To date, 30 states and the District of Columbia now allow marijuana use for medical and/or recreational use. Additionally, 16 more states legalized the inclusion of cannabidiols (CBDs) to be used in various forms.
But even before states and local governments across the country started legalizing marijuana for recreational or medical use, it was having an impact on hiring and recruiting in the green industry. Employers who ignore the issue do so to their own detriment.
Recently, David Whitlock addressed these concerns and his thoughts on handling marijuana usage in the workplace are worth a read.
First, let’s break the issue down into two different components: recreational use versus medical use. So far, no state court system is refusing to acknowledge an employer’s right to prohibit impairment on the job. This means that landscape contractors can drug test on a pre-employment and random basis, and refuse to hire or terminate someone who is impaired by recreational marijuana use. This is likely going to continue to be the case so long as the federal government continues its current stand, making marijuana a controlled substance with limited medical value. So, as a practical matter, landscape contractors should continue pre-employment and random drug testing even in states that have legalized recreational marijuana use.

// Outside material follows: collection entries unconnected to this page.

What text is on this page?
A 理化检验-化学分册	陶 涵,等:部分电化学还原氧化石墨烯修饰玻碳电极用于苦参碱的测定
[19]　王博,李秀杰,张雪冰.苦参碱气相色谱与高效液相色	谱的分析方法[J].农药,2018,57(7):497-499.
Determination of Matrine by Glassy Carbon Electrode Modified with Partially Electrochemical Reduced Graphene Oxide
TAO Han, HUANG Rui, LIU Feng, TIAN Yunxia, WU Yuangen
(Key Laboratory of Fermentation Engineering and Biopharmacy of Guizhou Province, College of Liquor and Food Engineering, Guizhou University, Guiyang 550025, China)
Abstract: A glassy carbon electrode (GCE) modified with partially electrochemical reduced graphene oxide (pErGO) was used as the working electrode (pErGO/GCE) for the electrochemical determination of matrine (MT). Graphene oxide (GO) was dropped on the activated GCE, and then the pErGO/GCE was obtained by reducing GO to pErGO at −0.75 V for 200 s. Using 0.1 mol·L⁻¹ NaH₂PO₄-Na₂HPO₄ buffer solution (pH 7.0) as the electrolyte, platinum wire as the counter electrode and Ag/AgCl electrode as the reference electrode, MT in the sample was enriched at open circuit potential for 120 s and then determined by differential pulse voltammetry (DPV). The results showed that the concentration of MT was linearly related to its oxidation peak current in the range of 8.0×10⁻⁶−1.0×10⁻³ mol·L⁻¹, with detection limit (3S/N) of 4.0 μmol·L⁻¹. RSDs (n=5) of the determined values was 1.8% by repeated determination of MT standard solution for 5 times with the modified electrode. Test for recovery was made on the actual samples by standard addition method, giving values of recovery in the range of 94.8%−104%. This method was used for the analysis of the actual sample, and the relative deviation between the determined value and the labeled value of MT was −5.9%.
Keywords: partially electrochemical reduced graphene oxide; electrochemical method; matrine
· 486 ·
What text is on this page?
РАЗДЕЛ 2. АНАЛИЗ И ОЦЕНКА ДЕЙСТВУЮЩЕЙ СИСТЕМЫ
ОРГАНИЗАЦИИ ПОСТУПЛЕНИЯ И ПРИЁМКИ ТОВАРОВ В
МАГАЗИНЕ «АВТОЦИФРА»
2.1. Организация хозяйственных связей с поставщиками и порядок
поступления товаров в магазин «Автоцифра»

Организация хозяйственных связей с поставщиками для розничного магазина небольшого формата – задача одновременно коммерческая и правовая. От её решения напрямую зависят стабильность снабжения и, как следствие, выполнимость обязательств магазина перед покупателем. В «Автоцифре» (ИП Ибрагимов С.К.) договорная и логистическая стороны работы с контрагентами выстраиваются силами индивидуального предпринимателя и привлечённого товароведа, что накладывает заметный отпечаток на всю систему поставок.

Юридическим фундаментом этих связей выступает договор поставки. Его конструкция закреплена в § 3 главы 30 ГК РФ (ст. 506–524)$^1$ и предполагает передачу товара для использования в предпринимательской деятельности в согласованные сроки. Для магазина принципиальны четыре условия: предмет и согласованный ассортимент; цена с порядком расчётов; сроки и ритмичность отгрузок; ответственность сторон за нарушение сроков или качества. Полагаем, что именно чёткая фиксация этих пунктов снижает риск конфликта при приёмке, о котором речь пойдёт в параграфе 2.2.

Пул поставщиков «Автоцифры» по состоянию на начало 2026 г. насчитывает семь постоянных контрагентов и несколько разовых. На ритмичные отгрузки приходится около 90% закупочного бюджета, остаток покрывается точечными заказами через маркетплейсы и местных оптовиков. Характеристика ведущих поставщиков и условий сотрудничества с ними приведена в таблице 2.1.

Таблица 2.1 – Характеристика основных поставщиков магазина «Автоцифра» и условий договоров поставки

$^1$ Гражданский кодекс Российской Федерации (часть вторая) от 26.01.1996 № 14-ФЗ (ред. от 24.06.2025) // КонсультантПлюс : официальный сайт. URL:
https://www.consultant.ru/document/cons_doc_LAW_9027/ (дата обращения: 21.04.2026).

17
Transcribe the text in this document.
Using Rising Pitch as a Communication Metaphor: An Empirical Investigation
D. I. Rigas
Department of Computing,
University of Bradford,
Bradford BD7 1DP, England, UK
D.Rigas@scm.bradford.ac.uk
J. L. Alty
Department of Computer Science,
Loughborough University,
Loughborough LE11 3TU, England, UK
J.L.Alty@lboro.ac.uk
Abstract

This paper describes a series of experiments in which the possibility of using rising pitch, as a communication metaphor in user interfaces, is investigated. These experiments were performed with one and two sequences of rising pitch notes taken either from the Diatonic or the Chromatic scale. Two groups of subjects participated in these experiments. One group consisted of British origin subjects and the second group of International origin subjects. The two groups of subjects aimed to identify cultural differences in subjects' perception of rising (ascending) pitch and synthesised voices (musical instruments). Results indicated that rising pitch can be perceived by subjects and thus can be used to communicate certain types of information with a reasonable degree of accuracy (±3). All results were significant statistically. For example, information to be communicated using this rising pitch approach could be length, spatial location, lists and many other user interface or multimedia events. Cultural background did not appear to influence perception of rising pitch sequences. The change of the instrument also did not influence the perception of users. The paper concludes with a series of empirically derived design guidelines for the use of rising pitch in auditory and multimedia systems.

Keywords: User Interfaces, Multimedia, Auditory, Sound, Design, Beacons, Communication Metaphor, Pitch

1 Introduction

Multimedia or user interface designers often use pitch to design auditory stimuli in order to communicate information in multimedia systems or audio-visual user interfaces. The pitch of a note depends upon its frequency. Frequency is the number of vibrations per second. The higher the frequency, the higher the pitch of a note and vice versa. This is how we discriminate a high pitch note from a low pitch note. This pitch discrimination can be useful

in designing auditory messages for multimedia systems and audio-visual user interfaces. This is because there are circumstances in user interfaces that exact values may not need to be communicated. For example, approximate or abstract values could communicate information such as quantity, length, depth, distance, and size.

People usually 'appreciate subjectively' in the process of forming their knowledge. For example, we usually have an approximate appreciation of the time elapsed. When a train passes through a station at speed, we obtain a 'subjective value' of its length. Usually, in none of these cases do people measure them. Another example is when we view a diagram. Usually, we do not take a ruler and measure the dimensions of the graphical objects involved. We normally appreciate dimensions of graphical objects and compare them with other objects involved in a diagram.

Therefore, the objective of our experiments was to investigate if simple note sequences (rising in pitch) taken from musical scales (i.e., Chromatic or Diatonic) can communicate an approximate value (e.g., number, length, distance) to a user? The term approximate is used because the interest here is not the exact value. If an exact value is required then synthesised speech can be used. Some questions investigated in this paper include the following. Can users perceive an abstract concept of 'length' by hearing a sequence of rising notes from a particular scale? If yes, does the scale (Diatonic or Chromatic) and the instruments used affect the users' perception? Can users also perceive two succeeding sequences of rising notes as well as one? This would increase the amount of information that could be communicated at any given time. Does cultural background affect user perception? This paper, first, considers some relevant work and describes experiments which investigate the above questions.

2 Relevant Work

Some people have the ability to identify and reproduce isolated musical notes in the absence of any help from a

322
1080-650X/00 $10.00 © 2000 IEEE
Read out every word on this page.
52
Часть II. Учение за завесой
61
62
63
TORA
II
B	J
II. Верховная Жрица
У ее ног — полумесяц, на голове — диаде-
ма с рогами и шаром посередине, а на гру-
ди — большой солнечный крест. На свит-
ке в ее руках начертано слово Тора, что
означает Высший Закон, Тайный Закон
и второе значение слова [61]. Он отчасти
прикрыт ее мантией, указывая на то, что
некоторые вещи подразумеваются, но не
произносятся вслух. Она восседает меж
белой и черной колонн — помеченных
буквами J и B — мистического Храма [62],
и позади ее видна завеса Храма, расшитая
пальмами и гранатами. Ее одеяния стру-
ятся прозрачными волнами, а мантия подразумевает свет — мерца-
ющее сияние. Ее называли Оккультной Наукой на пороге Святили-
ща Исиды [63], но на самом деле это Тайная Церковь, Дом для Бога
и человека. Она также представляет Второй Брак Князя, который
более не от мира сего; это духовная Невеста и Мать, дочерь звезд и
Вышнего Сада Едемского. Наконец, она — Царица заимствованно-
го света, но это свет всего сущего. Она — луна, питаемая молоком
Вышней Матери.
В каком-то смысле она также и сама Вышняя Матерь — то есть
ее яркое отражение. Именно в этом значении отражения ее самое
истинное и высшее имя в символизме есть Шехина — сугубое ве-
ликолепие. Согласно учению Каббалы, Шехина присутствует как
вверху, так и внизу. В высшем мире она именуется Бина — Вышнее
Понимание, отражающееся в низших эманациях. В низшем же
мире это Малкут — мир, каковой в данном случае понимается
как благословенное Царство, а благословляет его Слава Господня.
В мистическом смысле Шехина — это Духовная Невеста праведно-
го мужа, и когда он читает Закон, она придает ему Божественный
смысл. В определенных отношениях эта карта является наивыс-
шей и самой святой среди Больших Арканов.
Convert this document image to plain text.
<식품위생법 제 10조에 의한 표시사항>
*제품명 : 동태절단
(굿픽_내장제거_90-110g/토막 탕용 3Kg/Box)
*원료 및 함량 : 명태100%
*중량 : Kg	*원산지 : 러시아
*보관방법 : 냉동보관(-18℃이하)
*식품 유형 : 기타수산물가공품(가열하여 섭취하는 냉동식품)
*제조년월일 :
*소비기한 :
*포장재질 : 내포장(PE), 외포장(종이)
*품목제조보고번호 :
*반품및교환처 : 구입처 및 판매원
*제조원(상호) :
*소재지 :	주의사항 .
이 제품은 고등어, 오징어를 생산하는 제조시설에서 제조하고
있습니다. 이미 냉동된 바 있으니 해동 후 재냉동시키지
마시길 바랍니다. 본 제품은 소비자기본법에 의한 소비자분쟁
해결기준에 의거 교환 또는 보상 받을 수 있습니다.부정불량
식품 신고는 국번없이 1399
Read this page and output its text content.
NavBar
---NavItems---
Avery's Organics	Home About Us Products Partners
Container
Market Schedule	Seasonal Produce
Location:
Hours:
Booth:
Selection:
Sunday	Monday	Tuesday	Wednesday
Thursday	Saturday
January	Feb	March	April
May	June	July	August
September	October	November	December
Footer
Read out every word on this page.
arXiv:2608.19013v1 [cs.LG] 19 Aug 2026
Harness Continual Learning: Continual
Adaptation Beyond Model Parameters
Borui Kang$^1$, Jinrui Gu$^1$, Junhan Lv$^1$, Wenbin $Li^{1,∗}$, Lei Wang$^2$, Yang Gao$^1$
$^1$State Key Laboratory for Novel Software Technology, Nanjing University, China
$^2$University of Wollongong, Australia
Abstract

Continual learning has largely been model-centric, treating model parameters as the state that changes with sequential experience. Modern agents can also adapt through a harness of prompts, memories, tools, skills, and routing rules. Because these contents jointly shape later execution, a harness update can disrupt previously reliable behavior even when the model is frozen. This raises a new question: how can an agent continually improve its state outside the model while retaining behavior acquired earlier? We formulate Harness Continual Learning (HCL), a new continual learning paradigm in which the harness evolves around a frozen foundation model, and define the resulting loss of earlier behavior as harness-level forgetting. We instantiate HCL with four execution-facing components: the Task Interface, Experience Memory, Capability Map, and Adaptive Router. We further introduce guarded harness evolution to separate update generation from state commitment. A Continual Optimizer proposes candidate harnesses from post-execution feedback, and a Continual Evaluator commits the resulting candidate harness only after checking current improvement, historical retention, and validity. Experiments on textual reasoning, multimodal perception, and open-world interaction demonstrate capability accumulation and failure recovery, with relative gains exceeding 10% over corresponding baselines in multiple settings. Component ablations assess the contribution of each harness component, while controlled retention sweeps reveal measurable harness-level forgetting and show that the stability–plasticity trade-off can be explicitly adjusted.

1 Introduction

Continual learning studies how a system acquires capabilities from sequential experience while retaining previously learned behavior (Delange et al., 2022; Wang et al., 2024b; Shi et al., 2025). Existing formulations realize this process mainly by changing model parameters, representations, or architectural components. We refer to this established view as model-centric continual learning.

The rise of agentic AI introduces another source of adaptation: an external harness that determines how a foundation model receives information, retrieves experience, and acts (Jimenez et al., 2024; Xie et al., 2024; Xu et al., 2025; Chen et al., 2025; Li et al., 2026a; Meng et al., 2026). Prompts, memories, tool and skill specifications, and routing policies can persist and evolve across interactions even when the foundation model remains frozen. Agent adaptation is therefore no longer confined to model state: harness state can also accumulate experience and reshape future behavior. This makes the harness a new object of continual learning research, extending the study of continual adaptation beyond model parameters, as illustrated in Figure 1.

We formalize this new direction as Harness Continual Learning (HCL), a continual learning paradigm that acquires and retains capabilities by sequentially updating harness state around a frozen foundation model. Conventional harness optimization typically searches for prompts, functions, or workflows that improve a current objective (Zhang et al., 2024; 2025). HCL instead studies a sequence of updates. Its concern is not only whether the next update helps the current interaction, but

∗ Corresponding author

One problem that may arise is determining impairment. Here, landscape contractors should work closely with their occupational medicine clinic. If at all possible, contractors should not make an impairment determination on their own, but instead should rely upon an evaluation by a medical professional. This is also important because impairment and drug testing results do not correlate well. In other words, an individual may test positive for marijuana use days or even weeks after impairment. This makes it all the more critical for landscape contractors to rely upon the independent impairment determination of a qualified medical professional. Note that this is only necessary in states that have legalized use of marijuana. In other states, landscape contractors can rely upon the drug-testing results, and make the decision not to hire or to terminate the individual.
In states that have sanctioned medical use of marijuana, the situation is slightly different. In most cases, the individual indicates before testing that he or she is a medical marijuana user, and usually presents a medical card issued by the state of documentation from a physician. Last summer, a Massachusetts court held that an employee who acknowledged medical use of marijuana and was terminated for a positive drug test could state a claim for disability discrimination. In essence, the court said that the employer must go through the disability claim process, using the reasonable accommodation analysis, before taking final action.
As part of the reasonable accommodation analysis, the employer may claim that the accommodation the individual seeks would impose an undue burden. The Massachusetts court noted that, if the employer is subject to Department of Transportation drug-free workplace regulations, or can otherwise prove that the individual’s medical use of marijuana would impair performance or pose an unacceptably significant safety risk to the public, the individual or co-workers, the employer’s undue burden claim would prevail.
Here, again, close cooperation with an occupational medicine clinic is paramount. A medical professional may be the landscape contractor’s best defense against a wrongful termination claim. The defense is strengthened if the medical professional understands and takes into consideration the performance impairment issue, but also if the medical professional understands the safety risk created by continued employment.
The bottom line for landscape contractors is know your state law. In states where no marijuana reform legislation has been enacted, test and rely upon the test results. In states where medical marijuana is legal, test but follow the disability claims analysis if the individual asserts medical use. Again, make certain to work closely with a medical professional who is well aware of the individual’s job and safety factors. In states that have also legalized recreational use, work closely with the medical professional to obtain an independent impairment determination.
Of course, none of this guarantees drug-free workers, but at least it is safer to refuse to hire or terminate impaired workers, and avoid wrongful termination lawsuits even in states that are legalizing marijuana use.